The giant Gemini South telescope opens for business today in the Chilean Andes. The instrument will join its identical twin – the Gemini North telescope in Hawaii – to give astronomers an unparalleled infrared view of the entire sky. Gemini South can produce images as sharp as space-based telescopes thanks to its eight-metre mirror and powerful ‘adaptive optics’ that filters out the twinkling caused by turbulence in the atmosphere.

Sights set high

At its remote location 2737 metres above sea level, Gemini South benefits from cold, dry air and minimal light pollution. With telescopes in both the Northern and Southern hemispheres, Gemini will enable astronomers to continuously monitor objects anywhere in the sky. Simultaneous viewing at both sites will also allow interferometric studies of distant objects to be made, which can produce much sharper images than a single telescope.
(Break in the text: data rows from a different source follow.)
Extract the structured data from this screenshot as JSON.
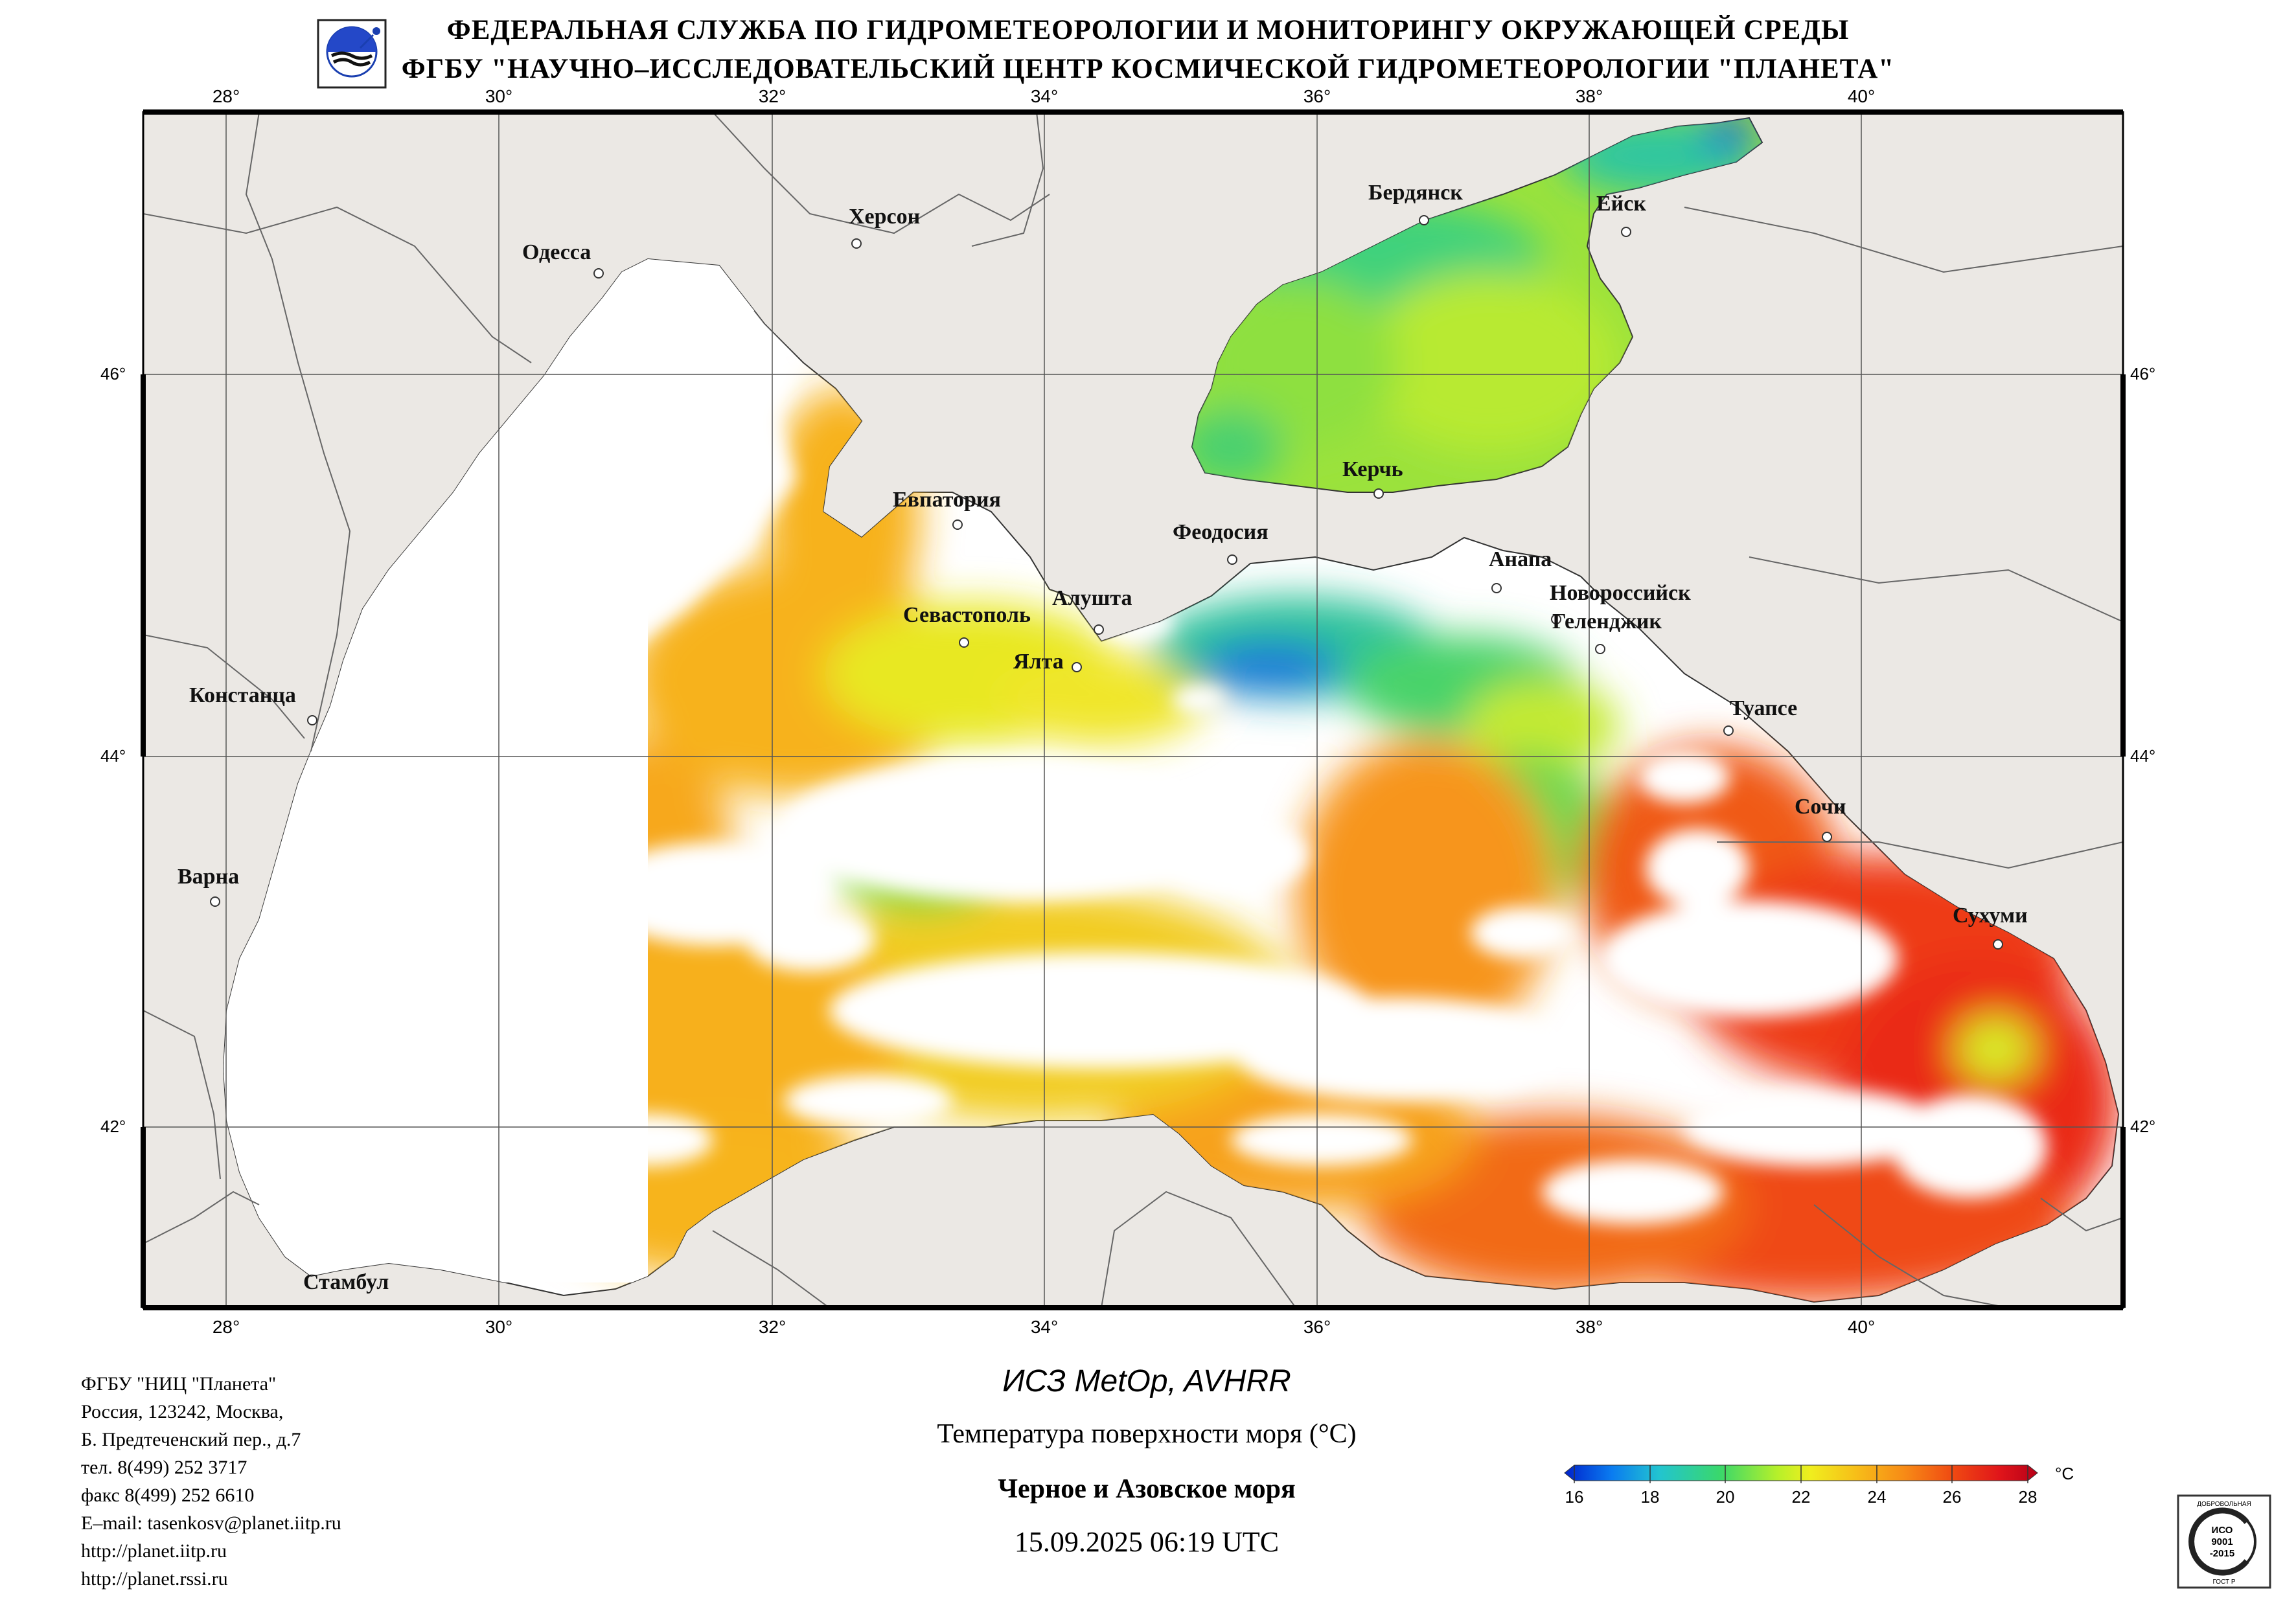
{
  "header": {
    "line1": "ФЕДЕРАЛЬНАЯ СЛУЖБА ПО ГИДРОМЕТЕОРОЛОГИИ И МОНИТОРИНГУ ОКРУЖАЮЩЕЙ СРЕДЫ",
    "line2": "ФГБУ \"НАУЧНО–ИССЛЕДОВАТЕЛЬСКИЙ ЦЕНТР КОСМИЧЕСКОЙ ГИДРОМЕТЕОРОЛОГИИ \"ПЛАНЕТА\""
  },
  "map": {
    "lon_ticks": [
      "28°",
      "30°",
      "32°",
      "34°",
      "36°",
      "38°",
      "40°"
    ],
    "lat_ticks": [
      "46°",
      "44°",
      "42°"
    ],
    "extent": {
      "lon_min": 27.4,
      "lon_max": 41.95,
      "lat_min": 41.0,
      "lat_max": 47.35
    },
    "cities": [
      {
        "name": "Одесса",
        "lon": 30.75,
        "lat": 46.47
      },
      {
        "name": "Херсон",
        "lon": 32.6,
        "lat": 46.65
      },
      {
        "name": "Бердянск",
        "lon": 36.8,
        "lat": 46.78
      },
      {
        "name": "Ейск",
        "lon": 38.3,
        "lat": 46.7
      },
      {
        "name": "Евпатория",
        "lon": 33.37,
        "lat": 45.2
      },
      {
        "name": "Керчь",
        "lon": 36.47,
        "lat": 45.36
      },
      {
        "name": "Феодосия",
        "lon": 35.38,
        "lat": 45.04
      },
      {
        "name": "Анапа",
        "lon": 37.32,
        "lat": 44.9
      },
      {
        "name": "Севастополь",
        "lon": 33.52,
        "lat": 44.6
      },
      {
        "name": "Алушта",
        "lon": 34.42,
        "lat": 44.67
      },
      {
        "name": "Ялта",
        "lon": 34.16,
        "lat": 44.5
      },
      {
        "name": "Новороссийск",
        "lon": 37.78,
        "lat": 44.72
      },
      {
        "name": "Геленджик",
        "lon": 38.07,
        "lat": 44.56
      },
      {
        "name": "Констанца",
        "lon": 28.65,
        "lat": 44.17
      },
      {
        "name": "Туапсе",
        "lon": 39.07,
        "lat": 44.1
      },
      {
        "name": "Сочи",
        "lon": 39.72,
        "lat": 43.58
      },
      {
        "name": "Варна",
        "lon": 27.92,
        "lat": 43.2
      },
      {
        "name": "Сухуми",
        "lon": 41.0,
        "lat": 43.0
      },
      {
        "name": "Стамбул",
        "lon": 29.0,
        "lat": 41.0
      }
    ],
    "colors": {
      "land": "#ebe8e4",
      "grid": "#555555",
      "cloud": "#ffffff",
      "sst_cold": "#1f6fe0",
      "sst_cool": "#35d28a",
      "sst_mid": "#d8f027",
      "sst_warm": "#f7b21a",
      "sst_hot": "#ef3b12"
    }
  },
  "footer": {
    "org_lines": [
      "ФГБУ \"НИЦ \"Планета\"",
      "Россия, 123242, Москва,",
      "Б. Предтеченский пер., д.7",
      "тел. 8(499) 252 3717",
      "факс 8(499) 252 6610",
      "E–mail: tasenkosv@planet.iitp.ru",
      "http://planet.iitp.ru",
      "http://planet.rssi.ru"
    ],
    "satellite": "ИСЗ MetOp, AVHRR",
    "product": "Температура поверхности моря (°C)",
    "region": "Черное и Азовское моря",
    "datetime": "15.09.2025 06:19 UTC"
  },
  "colorbar": {
    "ticks": [
      "16",
      "18",
      "20",
      "22",
      "24",
      "26",
      "28"
    ],
    "unit": "°C",
    "min": 16,
    "max": 28,
    "stops": [
      "#0022cc",
      "#0a7cf0",
      "#22c4d0",
      "#3ad86a",
      "#b6f02a",
      "#f0ee1e",
      "#f7bc18",
      "#f78a16",
      "#f04a12",
      "#e0151a",
      "#b80018"
    ]
  },
  "iso_badge": {
    "top": "ДОБРОВОЛЬНАЯ",
    "lines": [
      "ИСО",
      "9001",
      "-2015"
    ],
    "bottom": "ГОСТ Р"
  }
}
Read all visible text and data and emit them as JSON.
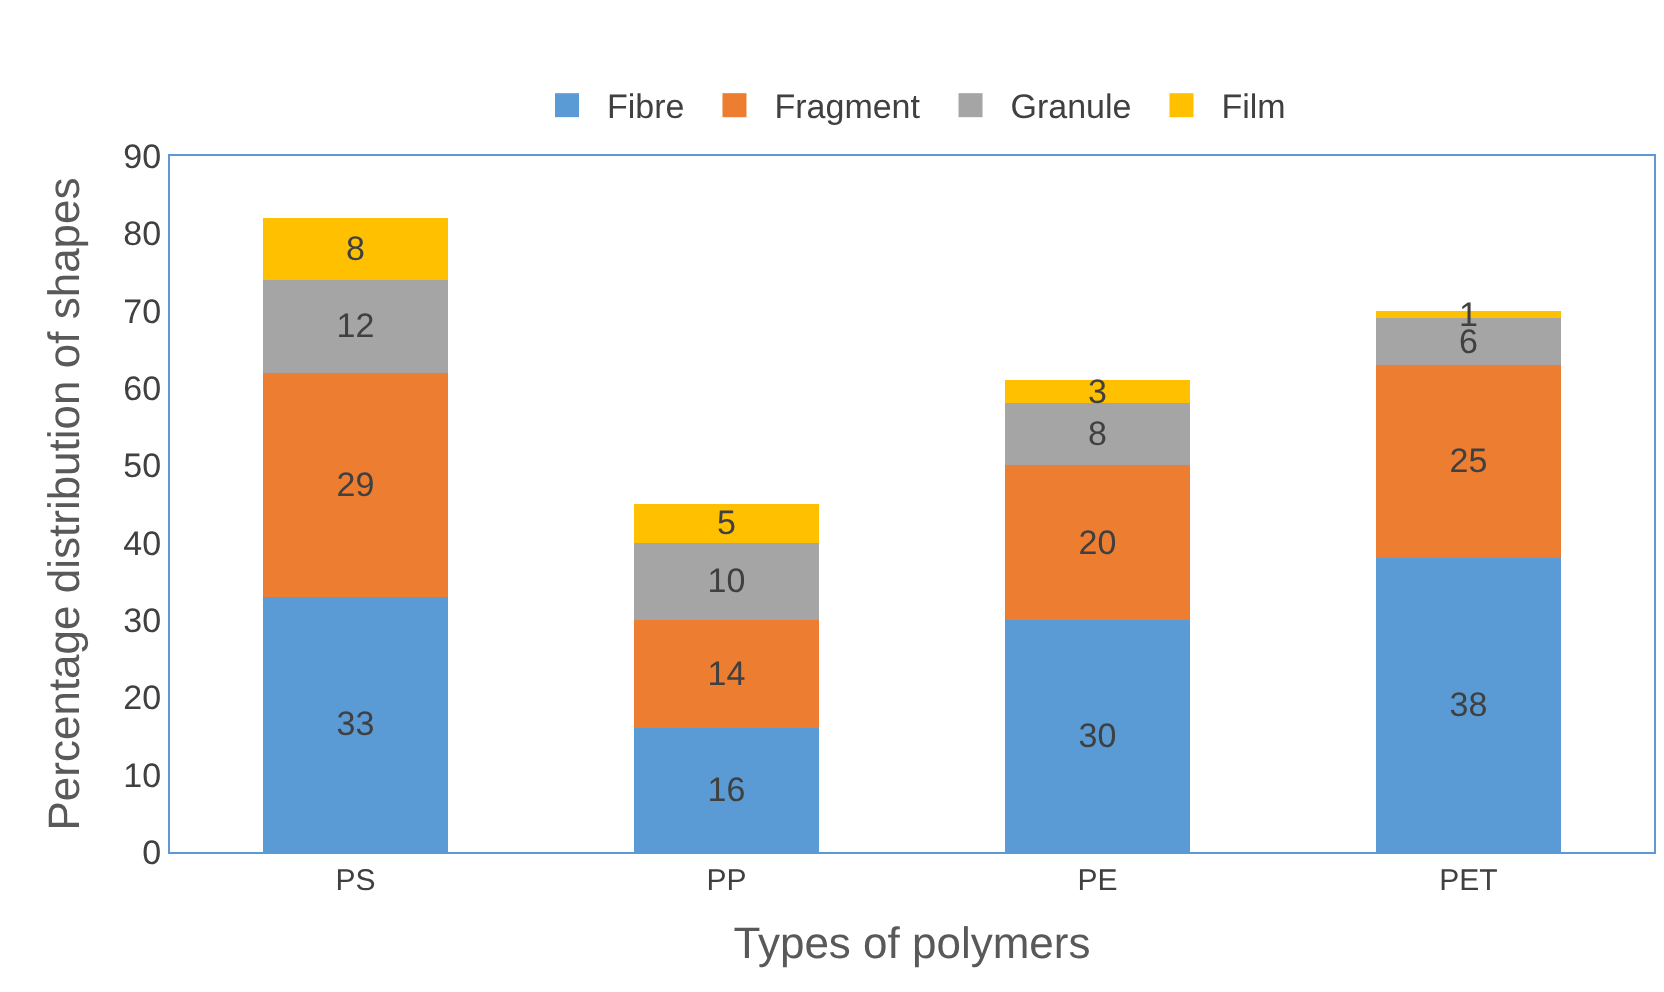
{
  "chart_data": {
    "type": "bar",
    "stacked": true,
    "xlabel": "Types of polymers",
    "ylabel": "Percentage distribution of shapes",
    "categories": [
      "PS",
      "PP",
      "PE",
      "PET"
    ],
    "series": [
      {
        "name": "Fibre",
        "color": "#5b9bd5",
        "values": [
          33,
          16,
          30,
          38
        ]
      },
      {
        "name": "Fragment",
        "color": "#ed7d31",
        "values": [
          29,
          14,
          20,
          25
        ]
      },
      {
        "name": "Granule",
        "color": "#a5a5a5",
        "values": [
          12,
          10,
          8,
          6
        ]
      },
      {
        "name": "Film",
        "color": "#ffc000",
        "values": [
          8,
          5,
          3,
          1
        ]
      }
    ],
    "ylim": [
      0,
      90
    ],
    "yticks": [
      0,
      10,
      20,
      30,
      40,
      50,
      60,
      70,
      80,
      90
    ],
    "data_labels": true,
    "legend": "top"
  }
}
The cosmic dust that shrouds ‘star nurseries’ and active galaxies is invisible at infrared wavelengths, granting astronomers unprecedented views of star birth and other galactic phenomena. Gemini South has already achieved the deepest-ever images of star fields in the constellation Orion, and its potential is further hinted at by a ‘perfect’ picture of a spiral galaxy taken by its Hawaiian counterpart with the UK-built Gemini Multi-Object Spectrograph.

With a quarter share in the Gemini project funded by the Particle Physics and Astronomy Research Council (PPARC), the UK is the second largest partner in the seven-country consortium. ‘By taking a leading role in such international projects, PPARC ensures that UK scientists have access to world-class facilities, enabling them to participate at the frontier of global astronomy research and discovery’, says chief executive Ian Halliday.